I might also point out that the economic recovery in America is helping to stimulate growth in the economies of the West European countries. Indeed, we have witnessed a revival in world trade with a marked rise in exports from Europe to the U.S., which has helped to spread the benefits of our recovery.

Our attack on the deficit has commenced. I recently signed legislation which enacted a ``downpayment'' package that makes a start at deficit reduction over the next 3 years. A commission I appointed to look for ways to improve the efficiency of the Federal Government has come up with about 2,500 specific recommendations on how government can be made more economical by implementing modern-day business practices. We've just begun to implement them.

I have been trying to get a balanced budget amendment to our Constitution. I am also working to get the line-item veto adopted, by which a President can veto individual items in an appropriations bill without vetoing the entire bill. Forty-three State Governors have that tool. I had it in California, and it works.

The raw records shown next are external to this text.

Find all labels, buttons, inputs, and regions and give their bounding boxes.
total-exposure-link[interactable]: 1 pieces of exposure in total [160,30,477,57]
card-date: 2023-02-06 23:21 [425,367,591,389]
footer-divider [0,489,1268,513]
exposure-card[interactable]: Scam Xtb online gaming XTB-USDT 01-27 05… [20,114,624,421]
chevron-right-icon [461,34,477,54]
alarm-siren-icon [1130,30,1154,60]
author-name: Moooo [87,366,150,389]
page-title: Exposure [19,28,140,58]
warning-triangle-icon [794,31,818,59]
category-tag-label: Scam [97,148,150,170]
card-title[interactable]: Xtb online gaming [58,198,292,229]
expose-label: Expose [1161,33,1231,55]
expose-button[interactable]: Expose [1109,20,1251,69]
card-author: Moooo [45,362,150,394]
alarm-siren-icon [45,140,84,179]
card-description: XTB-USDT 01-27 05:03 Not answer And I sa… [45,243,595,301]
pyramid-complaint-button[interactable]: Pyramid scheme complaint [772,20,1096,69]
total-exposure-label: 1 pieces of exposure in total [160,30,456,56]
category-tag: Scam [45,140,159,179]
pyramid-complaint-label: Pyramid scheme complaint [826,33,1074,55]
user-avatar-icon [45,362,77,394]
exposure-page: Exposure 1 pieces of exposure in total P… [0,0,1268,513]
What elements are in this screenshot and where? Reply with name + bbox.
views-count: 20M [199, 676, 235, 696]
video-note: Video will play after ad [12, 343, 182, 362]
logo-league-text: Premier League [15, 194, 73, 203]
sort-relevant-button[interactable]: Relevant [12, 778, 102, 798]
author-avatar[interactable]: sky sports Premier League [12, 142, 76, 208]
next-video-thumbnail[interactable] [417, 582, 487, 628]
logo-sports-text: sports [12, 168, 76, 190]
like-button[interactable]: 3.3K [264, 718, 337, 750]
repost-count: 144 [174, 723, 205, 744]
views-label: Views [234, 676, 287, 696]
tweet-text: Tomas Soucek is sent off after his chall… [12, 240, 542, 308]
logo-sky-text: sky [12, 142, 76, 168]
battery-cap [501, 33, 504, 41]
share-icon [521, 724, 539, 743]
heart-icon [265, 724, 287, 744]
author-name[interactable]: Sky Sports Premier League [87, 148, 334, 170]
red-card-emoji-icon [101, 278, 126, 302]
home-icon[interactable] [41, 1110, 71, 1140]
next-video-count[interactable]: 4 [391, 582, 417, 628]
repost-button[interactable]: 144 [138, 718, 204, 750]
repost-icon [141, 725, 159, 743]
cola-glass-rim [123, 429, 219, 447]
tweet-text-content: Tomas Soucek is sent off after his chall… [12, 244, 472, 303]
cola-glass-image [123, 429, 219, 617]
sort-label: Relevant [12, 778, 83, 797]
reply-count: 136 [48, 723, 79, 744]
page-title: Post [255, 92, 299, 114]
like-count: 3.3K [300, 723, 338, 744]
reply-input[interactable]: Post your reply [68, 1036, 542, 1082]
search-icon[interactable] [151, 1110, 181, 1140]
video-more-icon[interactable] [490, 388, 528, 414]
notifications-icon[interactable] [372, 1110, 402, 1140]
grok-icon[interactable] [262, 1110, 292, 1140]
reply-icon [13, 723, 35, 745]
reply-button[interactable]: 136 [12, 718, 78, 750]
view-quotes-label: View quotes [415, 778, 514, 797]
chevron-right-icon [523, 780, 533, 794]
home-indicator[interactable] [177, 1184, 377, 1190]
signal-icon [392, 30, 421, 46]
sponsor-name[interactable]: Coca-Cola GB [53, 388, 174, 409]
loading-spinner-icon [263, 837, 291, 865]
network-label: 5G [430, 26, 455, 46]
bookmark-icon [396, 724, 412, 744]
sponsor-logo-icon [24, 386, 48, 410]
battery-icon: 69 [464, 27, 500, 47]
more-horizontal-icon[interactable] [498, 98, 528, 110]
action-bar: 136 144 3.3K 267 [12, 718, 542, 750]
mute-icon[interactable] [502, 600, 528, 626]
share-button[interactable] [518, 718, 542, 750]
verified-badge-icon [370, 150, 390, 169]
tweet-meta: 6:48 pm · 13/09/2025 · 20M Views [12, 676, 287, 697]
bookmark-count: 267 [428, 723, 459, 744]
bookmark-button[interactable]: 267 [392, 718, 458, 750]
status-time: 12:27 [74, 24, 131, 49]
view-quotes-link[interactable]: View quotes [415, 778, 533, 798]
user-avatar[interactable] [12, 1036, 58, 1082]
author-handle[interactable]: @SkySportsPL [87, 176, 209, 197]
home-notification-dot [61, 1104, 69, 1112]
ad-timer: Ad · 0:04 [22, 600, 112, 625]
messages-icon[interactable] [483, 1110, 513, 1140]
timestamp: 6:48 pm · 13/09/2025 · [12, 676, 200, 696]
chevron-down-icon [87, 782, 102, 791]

We won't even consider raising taxes until after we have cut Federal spending to that minimum level which is necessary to finance truly necessary activities. The best way to bring down the deficit is through prudent government spending levels and strong economic growth and expansion. That's our program in a nutshell, and it will benefit Europe as well as America.

Q. What will a reelected Ronald Reagan do to disprove the common criticism that he has been content to see spending cuts fall disproportionately on the weakest members of society and that he cares only for the ``achievers'' in America?

The President. That kind of charge is just not true. The fact is we've been working to better focus the spending of tax dollars on programs that meet people's needs.

Our reforms are reducing fraud, waste, and abuse and targeting welfare programs to better serve the truly needy, rather than those who ought to work and be self-supporting. The money saved by these reforms has already helped make it possible for three-fourths of the States to raise either their payment standards or payment levels under a program that aids truly needy families.

I understand how politically rewarding it is for critics to pretend we've been unfair, but the facts just don't bear them out. And remember, those critics are the same people whose ruinous inflation fell so heavily on the poor, especially in 1979 and 1980. This government is spending more money on social programs than ever in U.S. history, but at last somebody's trying to make those programs work better.

Q. Isn't there a danger that Ronald Reagan is more popular than the Republican Party, and the much-heralded new Republican majority will vanish with the retirement of Ronald Reagan?

The President. Well, I'd like to see this new Republican majority you're talking about. In fact, the Republican Party is still a minority party, and that means we're still outnumbered nationwide in terms of party registration. But I think you have to look beyond that to see the real strength and vitality of the Republican Party.

There was a time when the opposite party was able to portray Republicans as rather stodgy types, resistant to progress. But in recent years that's changed dramatically. Today it's the Republican Party that has new, forward-looking ideas, that stands for a revitalized economy and jobs. It's the leaders of the Democratic Party who are tied to the failed policies of the past.

You can see this in the fact that one of the Republican Party's great strengths in 1984 is its appeal to the youngest generation of voters. What I'm saying is that the new vibrancy and confidence of the Republican Party goes far beyond the political fortunes of any one candidate, including myself. This party is on the move, and I sense it will continue to carry the momentum for a long time.

Note: The interview began at 4:40 p.m. in the Oval Office at the White House.

As printed above, the interview follows the White House press release, which was released by the Office of the Press Secretary on September 9.